6 CONSIDERAÇÕES FINAIS
Apesar do entendimento do Supremo Tribunal Federal pela natureza de crime, de acordo com o princípio da legalidade, o artigo 28 caracteriza infração sui generis, tendo em vista que afasta as penas privativas de liberdade e aplica penas restritivas de direitos como advertência, medida educativa de comparecimento a programas ou cursos educativos e prestação de serviços à comunidade, buscando alcançar uma justiça restaurativa, fugindo da determinação legal da Lei de Introdução ao Código Penal que considera crime as condutas apenadas com reclusão e detenção.
O uso de drogas não é tipificado e é possível entender que punir o indivíduo que porta pequena quantidade de droga para consumo pessoal é uma afronta ao princípio da lesividade, eis que é um comportamento que infringe somente a individualidade do usuário e o moralismo social, sem causar dano a bem jurídico de terceiro.
Ao contrário do que pregam os discursos governamentais e midiáticos, a perpetuação da Guerra às Drogas não traz qualquer benefício social por se tratar de uma estratégia de alto custo financeiro e, em contrapartida, de baixa eficácia, tendo em vista que o verdadeiro inimigo da sociedade não é o usuário de drogas, mas aqueles que auferem grandes lucros com o tráfico ilícito destas substâncias.
Além disso, é errôneo acreditar que a descriminalização da conduta irá implicar no aumento do consumo de drogas ou na elevação dos índices de criminalidade, já que não há qualquer efeito significativo direto sobre o uso, bem como inexiste correlação comprovada com a prática de outros crimes.
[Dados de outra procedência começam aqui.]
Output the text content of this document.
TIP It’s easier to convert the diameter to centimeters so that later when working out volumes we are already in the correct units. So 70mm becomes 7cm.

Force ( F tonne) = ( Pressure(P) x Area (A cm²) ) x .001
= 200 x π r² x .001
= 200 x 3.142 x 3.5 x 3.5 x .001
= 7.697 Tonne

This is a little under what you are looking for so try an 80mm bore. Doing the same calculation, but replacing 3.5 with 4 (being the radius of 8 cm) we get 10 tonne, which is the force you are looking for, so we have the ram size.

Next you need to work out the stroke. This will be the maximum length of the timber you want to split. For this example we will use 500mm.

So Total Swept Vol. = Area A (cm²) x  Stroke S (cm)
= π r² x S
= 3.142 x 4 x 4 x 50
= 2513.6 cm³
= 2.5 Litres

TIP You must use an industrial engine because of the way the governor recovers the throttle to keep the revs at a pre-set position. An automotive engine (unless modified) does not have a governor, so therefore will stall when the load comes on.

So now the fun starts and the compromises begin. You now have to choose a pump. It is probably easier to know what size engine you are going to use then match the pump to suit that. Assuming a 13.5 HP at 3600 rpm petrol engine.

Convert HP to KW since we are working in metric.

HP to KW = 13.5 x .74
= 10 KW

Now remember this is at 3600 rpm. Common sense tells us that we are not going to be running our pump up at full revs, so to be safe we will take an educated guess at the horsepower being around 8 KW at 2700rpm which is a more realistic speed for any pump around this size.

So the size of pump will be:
Em oposição, o abolitio criminis pode vir a contribuir com a queda nos indicadores de marginalidade, já que serão evitadas as prisões em excesso e sem fundamento plausível.
Ademais, à medida em que a diferenciação de usuário e traficante é feita de forma subjetiva, sendo a legislação absolutamente omissa quanto à quantidade de droga que caracteriza traficância, a tendência é o aumento do número de injustiças cometidas pelos julgadores ao determinar penas privativas de liberdade aos indivíduos que necessitam de orientações, tratamento e recuperação.
A política criminal deve levar em consideração que a criminalização e a busca pela penalização dos usuários de forma equiparada aos traficantes, sendo considerados como seres periculosos, além de contribuir à superlotação do sistema carcerário, é equivocada e ineficaz, não sendo dever do Estado agir de forma paternalista.
Tendo em vista a ineficácia da política proibicionista e a ausência de efetividade nas medidas alternativas previstas pela legislação, é necessária a eliminação dos dispositivos penais que caracterizam o paternalismo estatal.
Portanto, é necessário compreender que a política do encarceramento que aplaude a restrição de liberdade como forma de solução para os problemas sociais é utópica e impede o tratamento e recuperação dos usuários e dependentes dos entorpecentes. A criminalização vai em sentido contrário aos princípios norteadores do ordenamento jurídico penal contemporâneo, tais como a alteridade, a intervenção mínima, a fragmentariedade e a insignificância.
Em uma sociedade onde a política do encarceramento faz com que a polícia tenha metas de prisões e o número de usuários enquadrados como traficantes e privados de sua liberdade seja altíssimo, a descriminalização da conduta de porte para consumo pessoal é a medida cabível para que seja possível a recuperação do usuário.